After completion of my MD, I undertook post-graduate studies in acupuncture at the Central Institute of Advanced Medical Studies in Moscow in 1982. The Department of Acupuncture has carried out several major research projects in this subject since the 1950s when China and Russia collaborated in different fields.

One of the first studies that were carried out was to establish whether acupuncture was effective. The result was amazing - acupuncture was an effective method of treatment for many ailments and the degree of effectiveness depended on the skill, training and experience of the therapist.
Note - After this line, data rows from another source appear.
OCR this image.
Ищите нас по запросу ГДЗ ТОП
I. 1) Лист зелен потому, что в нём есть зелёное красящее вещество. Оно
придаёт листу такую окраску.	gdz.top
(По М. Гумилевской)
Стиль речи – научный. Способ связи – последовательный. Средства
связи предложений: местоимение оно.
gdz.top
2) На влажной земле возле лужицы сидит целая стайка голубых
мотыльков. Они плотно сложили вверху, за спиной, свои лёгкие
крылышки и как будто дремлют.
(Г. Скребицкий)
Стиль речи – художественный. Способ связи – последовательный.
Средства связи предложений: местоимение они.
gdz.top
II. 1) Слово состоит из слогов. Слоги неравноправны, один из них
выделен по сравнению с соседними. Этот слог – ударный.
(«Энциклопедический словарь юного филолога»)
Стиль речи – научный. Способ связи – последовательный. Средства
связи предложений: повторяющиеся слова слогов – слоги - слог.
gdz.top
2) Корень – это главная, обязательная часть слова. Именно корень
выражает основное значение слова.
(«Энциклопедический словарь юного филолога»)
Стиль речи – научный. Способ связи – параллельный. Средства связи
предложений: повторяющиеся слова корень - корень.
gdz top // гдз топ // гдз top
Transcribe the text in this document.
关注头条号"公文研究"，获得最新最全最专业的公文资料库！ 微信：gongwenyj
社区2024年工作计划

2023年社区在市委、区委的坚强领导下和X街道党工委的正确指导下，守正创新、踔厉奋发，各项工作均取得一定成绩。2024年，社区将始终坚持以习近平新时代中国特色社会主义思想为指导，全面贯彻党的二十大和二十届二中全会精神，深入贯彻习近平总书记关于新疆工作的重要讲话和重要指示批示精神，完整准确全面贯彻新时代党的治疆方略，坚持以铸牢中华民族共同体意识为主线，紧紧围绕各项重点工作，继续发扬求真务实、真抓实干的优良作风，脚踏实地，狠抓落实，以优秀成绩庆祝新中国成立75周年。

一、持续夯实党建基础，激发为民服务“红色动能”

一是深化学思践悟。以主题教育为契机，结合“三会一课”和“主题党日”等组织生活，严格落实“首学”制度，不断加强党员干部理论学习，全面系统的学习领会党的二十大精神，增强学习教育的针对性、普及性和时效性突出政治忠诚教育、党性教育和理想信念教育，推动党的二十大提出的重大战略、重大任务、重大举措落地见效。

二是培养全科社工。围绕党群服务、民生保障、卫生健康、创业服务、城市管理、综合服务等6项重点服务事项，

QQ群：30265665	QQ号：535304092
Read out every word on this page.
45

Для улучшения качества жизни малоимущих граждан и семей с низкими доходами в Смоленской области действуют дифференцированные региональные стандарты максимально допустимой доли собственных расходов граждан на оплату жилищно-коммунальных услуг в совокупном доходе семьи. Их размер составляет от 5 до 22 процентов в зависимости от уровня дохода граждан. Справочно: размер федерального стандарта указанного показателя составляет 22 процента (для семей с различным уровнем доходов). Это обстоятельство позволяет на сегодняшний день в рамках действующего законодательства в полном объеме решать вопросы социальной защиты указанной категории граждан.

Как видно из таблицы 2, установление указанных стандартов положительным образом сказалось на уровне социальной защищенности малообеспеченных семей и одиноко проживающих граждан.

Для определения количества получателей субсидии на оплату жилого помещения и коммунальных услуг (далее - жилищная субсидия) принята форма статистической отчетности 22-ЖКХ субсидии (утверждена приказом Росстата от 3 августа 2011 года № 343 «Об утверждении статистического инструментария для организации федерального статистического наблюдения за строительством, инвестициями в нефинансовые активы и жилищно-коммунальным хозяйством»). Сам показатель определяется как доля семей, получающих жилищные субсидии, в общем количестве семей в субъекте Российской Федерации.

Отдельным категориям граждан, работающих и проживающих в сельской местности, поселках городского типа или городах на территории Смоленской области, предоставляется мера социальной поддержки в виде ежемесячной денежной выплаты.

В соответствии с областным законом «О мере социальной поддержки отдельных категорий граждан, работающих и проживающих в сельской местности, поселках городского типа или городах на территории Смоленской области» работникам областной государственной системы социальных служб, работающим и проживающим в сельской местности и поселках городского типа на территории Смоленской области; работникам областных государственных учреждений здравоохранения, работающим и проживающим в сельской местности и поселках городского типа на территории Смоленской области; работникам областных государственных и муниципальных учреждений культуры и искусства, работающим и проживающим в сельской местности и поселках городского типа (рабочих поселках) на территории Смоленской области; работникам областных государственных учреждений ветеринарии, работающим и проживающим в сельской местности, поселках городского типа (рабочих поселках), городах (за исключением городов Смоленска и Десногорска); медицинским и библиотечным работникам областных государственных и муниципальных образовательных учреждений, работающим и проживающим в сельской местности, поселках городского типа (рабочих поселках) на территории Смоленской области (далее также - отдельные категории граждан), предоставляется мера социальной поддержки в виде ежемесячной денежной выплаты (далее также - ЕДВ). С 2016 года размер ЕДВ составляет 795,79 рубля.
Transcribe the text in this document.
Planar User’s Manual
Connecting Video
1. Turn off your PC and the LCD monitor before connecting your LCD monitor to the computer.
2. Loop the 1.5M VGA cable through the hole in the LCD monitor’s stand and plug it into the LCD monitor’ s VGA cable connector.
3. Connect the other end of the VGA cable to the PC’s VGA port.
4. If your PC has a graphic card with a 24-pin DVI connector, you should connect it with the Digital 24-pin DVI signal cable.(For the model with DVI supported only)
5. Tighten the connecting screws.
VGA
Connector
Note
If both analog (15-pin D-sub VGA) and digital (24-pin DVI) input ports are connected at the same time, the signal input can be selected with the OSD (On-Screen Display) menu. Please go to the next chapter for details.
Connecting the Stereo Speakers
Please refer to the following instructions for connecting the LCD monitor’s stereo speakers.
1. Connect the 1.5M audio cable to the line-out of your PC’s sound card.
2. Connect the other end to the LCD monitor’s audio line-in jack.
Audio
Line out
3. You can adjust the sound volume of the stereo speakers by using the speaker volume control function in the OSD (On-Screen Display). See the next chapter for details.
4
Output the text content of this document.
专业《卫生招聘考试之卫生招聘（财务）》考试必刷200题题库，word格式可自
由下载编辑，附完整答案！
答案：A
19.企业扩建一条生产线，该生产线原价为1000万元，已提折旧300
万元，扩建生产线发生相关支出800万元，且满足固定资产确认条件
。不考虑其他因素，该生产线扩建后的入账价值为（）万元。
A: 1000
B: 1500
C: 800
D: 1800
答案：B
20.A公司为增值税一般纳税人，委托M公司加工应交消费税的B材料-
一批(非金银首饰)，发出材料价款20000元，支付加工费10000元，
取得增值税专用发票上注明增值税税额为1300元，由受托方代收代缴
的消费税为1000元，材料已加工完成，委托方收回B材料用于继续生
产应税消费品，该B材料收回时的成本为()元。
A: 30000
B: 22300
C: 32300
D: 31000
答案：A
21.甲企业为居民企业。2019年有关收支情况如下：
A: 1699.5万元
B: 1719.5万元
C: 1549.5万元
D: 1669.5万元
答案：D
The greatest problem traditional medicine faces is that disciplines like acupuncture or homoeopathy cannot be studied within the parameters used by science to evaluate the modus operandi of these treatments . The American Journal of Acupuncture reports studies carried out on the subject and notably the particular effectiveness of acupuncture for the treatment of migraine, osteoarthritis, neurological problems, strokes, anxiety attacks etc.

Professor Ernst has been entrusted with the mammoth task of bridging the gap between conventional and complementary medicine. He holds the chair to bring out the best in this form of medicine. I am afraid that subsequent articles, which you intend to publish in your series, will bear a similar tone and ridicule the various subjects. This is an insult to all of us in the medical professions who are trying to integrate the various systems. Fortunately, there are several thousands of us in this field.